Four Improvisations on Cummings uses keyboard sensors to detect MIDI note numbers (pitches) and velocities (dynamics), and uses them to trigger subsequent text from the poetry of E.E. Cummings’ Tulips and Chimneys. The louder the note detected the larger the text’s font, and the higher a note is detected the higher the text appears on the screen. Although I did not realize it at the time, the second improvisation is actually a close variation of an older piece, Radiant Telemetries No. 3. The older piece also uses keyboard sensors, but uses them for real-time signal processing only (no graphics).
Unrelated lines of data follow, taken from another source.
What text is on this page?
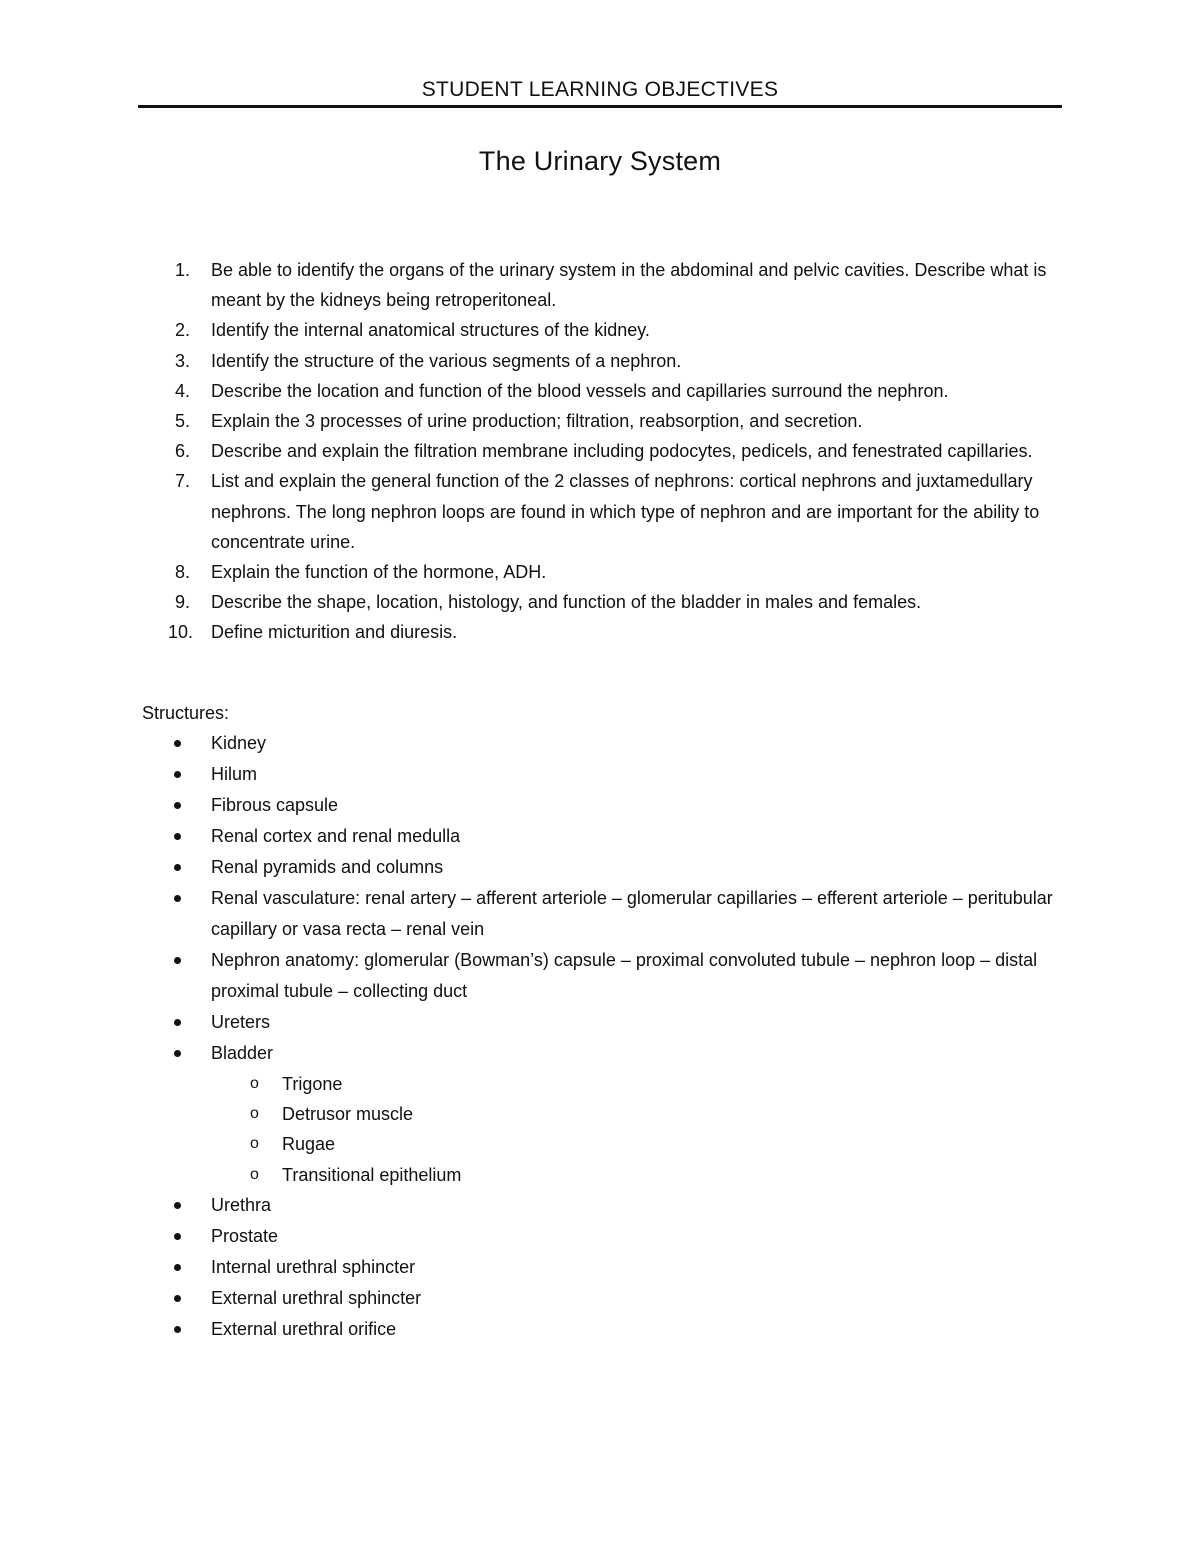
STUDENT LEARNING OBJECTIVES
The Urinary System
1.	Be able to identify the organs of the urinary system in the abdominal and pelvic cavities. Describe what is meant by the kidneys being retroperitoneal.
2.	Identify the internal anatomical structures of the kidney.
3.	Identify the structure of the various segments of a nephron.
4.	Describe the location and function of the blood vessels and capillaries surround the nephron.
5.	Explain the 3 processes of urine production; filtration, reabsorption, and secretion.
6.	Describe and explain the filtration membrane including podocytes, pedicels, and fenestrated capillaries.
7.	List and explain the general function of the 2 classes of nephrons: cortical nephrons and juxtamedullary nephrons. The long nephron loops are found in which type of nephron and are important for the ability to concentrate urine.
8.	Explain the function of the hormone, ADH.
9.	Describe the shape, location, histology, and function of the bladder in males and females.
10. Define micturition and diuresis.
Structures:
Kidney
Hilum
Fibrous capsule
Renal cortex and renal medulla
Renal pyramids and columns
Renal vasculature: renal artery – afferent arteriole – glomerular capillaries – efferent arteriole – peritubular capillary or vasa recta – renal vein
Nephron anatomy: glomerular (Bowman’s) capsule – proximal convoluted tubule – nephron loop – distal proximal tubule – collecting duct
Ureters
Bladder
o Trigone
o Detrusor muscle
o Rugae
o Transitional epithelium
Urethra
Prostate
Internal urethral sphincter
External urethral sphincter
External urethral orifice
The second improvisation is for acoustic piano and graphics only.

— Christopher J. Keyes

A Distance Up Close recognizes the intimacy performers have with their instruments while performing; the distinction between “it” and “them” blurred as they engage in a state of flow. As an audience, we enjoy witnessing this flow. A Distance Up Close explores this idea, using a webcam to bring the image of the keyboard and performer up close, but using video processing to make that image more abstract, and perhaps more distant. The audio for the piece takes tiny samples of what the pianist is playing and makes them into clouds, which drift closer and then further away.

— Christopher J. Keyes

Tree of Remembrance was written for solo violin and tape, and is an homage to Henri Dutilleux who passed away shortly before it was composed. He is, perhaps, best known for his splendid orchestral works, and especially for his violin concerto L’Arbre Des Songs (Tree of Life). Some of the violin writing is reminiscent of this concerto.

— Christopher J. Keyes

Antiphon in Memory of Pierre Boulez was commissioned by the Hong Kong New Music Ensemble for a telematic performance (taking place over the internet) simultaneously in Hong Kong and Zurich in 2016. The commission came shortly after the passing of Pierre Boulez, whose work Répons (1986) had a profound effect on me as a young composer. In composing the work, I adopted a style a bit closer to that of Boulez, and limited the use of real-time processing to those he had available to him in 1986.

— Christopher J. Keyes

Resonant Passages uses the images and sounds of Hong Kong traffic as objects for processing to make them resonate. Its inspiration comes from how some images and sounds from this endless stream linger more than others, resonating with some people and not others. Even though they may seem ordinary for most, for some they hold a special meaning, some lesson, some insight, perhaps more felt than understood.

— Christopher J. Keyes

Minimal Colors uses original programming to generate images in real-time. It is a simple, minimalist piece that also uses keyboard sensors to relay to a computer which note was most recently played and how loudly. This information is used such that each black-note projects a blue line, and each white-note a red line. The brightness and vertical placement of the lines correspond to the velocity and register of the notes played. Like all of the piano pieces in this series, it is combined with the live processing of the piano’s sounds.